Van den Bergh explicou que os restos do “hobbit” encontrados em Mata Menge foram coletados entre 2014 e 2016. Contudo, o úmero estava em fragmentos e não foi reconhecido imediatamente. Um dos coautores do estudo fez a reconstrução cuidadosa mais tarde.
“Os fósseis foram encontrados em arenito duro”, relatou van den Bergh via e-mail. “Fomos obrigados a usar ferramentas de metal e martelos para quebrar os sedimentos, resultando em alguns fósseis sendo recuperados em diversos pedaços.”

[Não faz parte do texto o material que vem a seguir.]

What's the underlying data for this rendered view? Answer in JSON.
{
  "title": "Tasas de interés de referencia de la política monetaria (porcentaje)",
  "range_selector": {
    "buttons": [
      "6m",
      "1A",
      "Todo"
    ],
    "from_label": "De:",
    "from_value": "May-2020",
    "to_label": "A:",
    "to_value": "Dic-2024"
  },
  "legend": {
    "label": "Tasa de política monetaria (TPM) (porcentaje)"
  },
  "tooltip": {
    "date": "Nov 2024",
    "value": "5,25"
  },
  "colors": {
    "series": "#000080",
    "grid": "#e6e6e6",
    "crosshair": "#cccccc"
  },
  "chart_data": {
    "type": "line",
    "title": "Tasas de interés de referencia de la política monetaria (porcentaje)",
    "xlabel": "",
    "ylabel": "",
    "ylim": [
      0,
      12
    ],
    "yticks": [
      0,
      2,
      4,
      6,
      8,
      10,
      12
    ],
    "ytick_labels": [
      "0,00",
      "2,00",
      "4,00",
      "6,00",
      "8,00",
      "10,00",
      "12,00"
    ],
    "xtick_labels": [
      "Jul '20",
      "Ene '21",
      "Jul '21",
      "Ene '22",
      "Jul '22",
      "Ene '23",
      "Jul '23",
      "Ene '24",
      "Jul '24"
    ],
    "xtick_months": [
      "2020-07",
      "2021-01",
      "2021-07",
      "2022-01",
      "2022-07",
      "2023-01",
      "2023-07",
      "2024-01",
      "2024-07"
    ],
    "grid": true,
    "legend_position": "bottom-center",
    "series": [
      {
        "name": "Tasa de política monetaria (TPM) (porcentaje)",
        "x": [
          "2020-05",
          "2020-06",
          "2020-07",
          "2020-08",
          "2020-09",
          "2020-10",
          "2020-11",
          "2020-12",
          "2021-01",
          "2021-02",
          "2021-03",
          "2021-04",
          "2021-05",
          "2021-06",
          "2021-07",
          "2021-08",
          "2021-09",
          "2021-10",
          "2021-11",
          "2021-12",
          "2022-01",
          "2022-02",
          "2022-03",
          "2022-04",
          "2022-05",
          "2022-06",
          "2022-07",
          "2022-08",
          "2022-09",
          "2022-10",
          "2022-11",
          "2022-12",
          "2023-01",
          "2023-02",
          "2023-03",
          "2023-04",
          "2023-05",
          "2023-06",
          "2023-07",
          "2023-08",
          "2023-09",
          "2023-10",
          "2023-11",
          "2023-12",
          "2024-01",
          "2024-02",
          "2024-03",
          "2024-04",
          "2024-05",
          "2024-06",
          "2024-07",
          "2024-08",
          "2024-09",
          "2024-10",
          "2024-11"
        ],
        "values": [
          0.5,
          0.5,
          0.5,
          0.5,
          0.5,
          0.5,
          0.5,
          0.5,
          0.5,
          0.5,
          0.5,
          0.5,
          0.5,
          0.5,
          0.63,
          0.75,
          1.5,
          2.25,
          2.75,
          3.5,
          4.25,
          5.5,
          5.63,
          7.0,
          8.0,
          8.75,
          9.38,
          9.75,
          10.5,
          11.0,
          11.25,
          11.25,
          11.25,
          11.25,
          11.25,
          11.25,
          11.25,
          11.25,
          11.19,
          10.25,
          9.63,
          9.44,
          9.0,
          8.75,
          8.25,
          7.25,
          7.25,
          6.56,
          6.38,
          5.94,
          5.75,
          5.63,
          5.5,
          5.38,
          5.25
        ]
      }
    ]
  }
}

Para esclarecer o debate sobre as origens do “hobbit”, seriam necessários restos de hominídeos em Flores datados do período de sua chegada à ilha, há pouco mais de 1 milhão de anos, tanto van den Bergh quanto Tocheri concordaram.
Quando o “hobbit” foi descoberto pela primeira vez, algumas vozes na comunidade científica sugeriram que os ossos poderiam pertencer a um humano moderno com um distúrbio de crescimento — como microcefalia, que resulta em uma cabeça desproporcionalmente pequena, corpo diminuto e certas limitações cognitivas. Tal alegação provocou um intenso debate, mas desde então foi amplamente refutada.
O estudo não encontrou qualquer indício de doença no úmero.
“Cada pequeno fragmento de Homo floresiensis ou de qualquer outro hominídeo é de suma importância”, ressaltou Tocheri. “Esses fósseis fornecem uma visão única sobre o nosso passado evolutivo compartilhado. Sem eles, estaríamos sem referências do que ocorreu anteriormente.”